Regarding business tax, we have sought to provide a stable environment for planning purposes and to remain vigilant for opportunities to reshape the tax system to encourage investment and promote productivity. The review that is underway recognises that we have a business tax system that avoids many of the complexities that afflict other systems, and to some extent compensates for this by having a higher headline rate.

What Peter Dunne and I have commissioned is more of a ground up re-think of what arrangements provide the right incentives for innovation and investment, without opening the door too wide for the tax planning industry. We will, of course, be looking closely at the Australian reforms and considering what measures may be logical in light of changes there.

You can expect a discussion document on the subject to be issued mid-year, and we are aiming at having any changes in place for the 2008 tax year.

A word finally on this year's Budget. It should be no surprise that restraint will be a watchword for Budget 2006. One does not establish a careful fiscal stance over six years and then give it away. The fact remains that current fiscal settings leave little room for a loosening, either on expenditure or revenue, without inviting a monetary policy response.

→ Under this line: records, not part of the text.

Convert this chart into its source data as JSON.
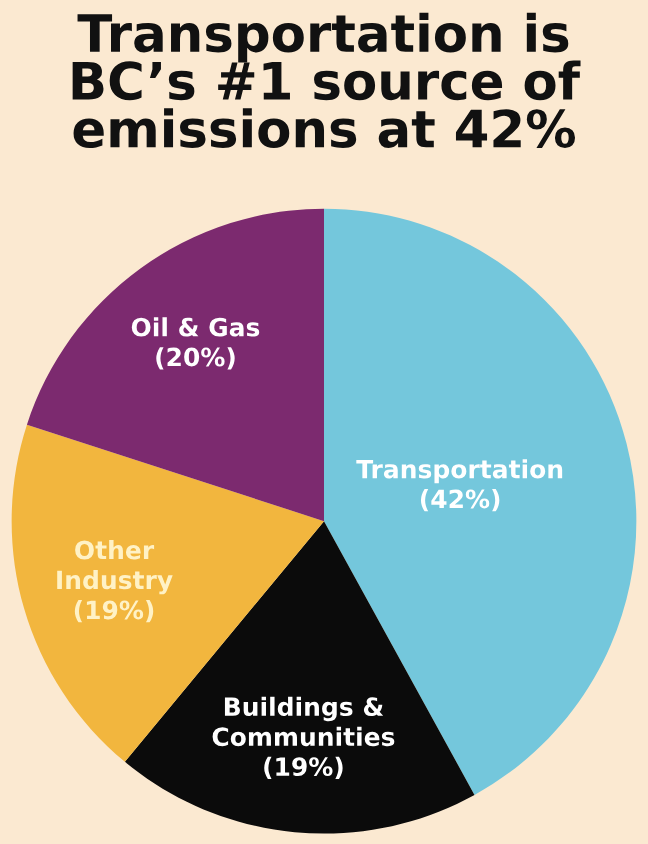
{
  "chart_data": {
    "type": "pie",
    "title": "Transportation is BC’s #1 source of emissions at 42%",
    "categories": [
      "Transportation",
      "Buildings & Communities",
      "Other Industry",
      "Oil & Gas"
    ],
    "values": [
      42,
      19,
      19,
      20
    ],
    "value_labels": [
      "(42%)",
      "(19%)",
      "(19%)",
      "(20%)"
    ],
    "colors": [
      "#74c7dc",
      "#0b0b0b",
      "#f2b63e",
      "#7c2a6f"
    ],
    "legend": false
  }
}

As the Reserve Bank has noted, the government's Working for Families programme, which will continue to be rolled out this year, will provide some additional strength to the domestic economy at a time when demand might otherwise flag. The situation remains finely balanced, and I have no intention in upsetting it.

In particular, I will be taking a very clear line on state sector wages and salaries. The truth is that the government has made some significant investments in the state sector in the past few years. These have been predicated on the notion that we were building capacity and that there would be a productivity dividend in due course. State sector CEOs need to be aware we expect that dividend to emerge starting from this year, and that one of the implications of that will be careful management of labour costs.

To sum up, in the Year of the Dog I think it will be important for both business and government to focus on how to preserve through a period of slowdown the considerable momentum for positive change that has built up in New Zealand over the past six years. We are mid-way through the crucial process of shifting the balance in our economy away from commodity production towards goods and services that can command a premium on world markets and are less prone to cyclical swings in prices and demand. As for the government, I certainly have the sense that we are gaining important traction on key issues such as tertiary education reform, infrastructure investment and trade access, but that we cannot afford to let those efforts flag.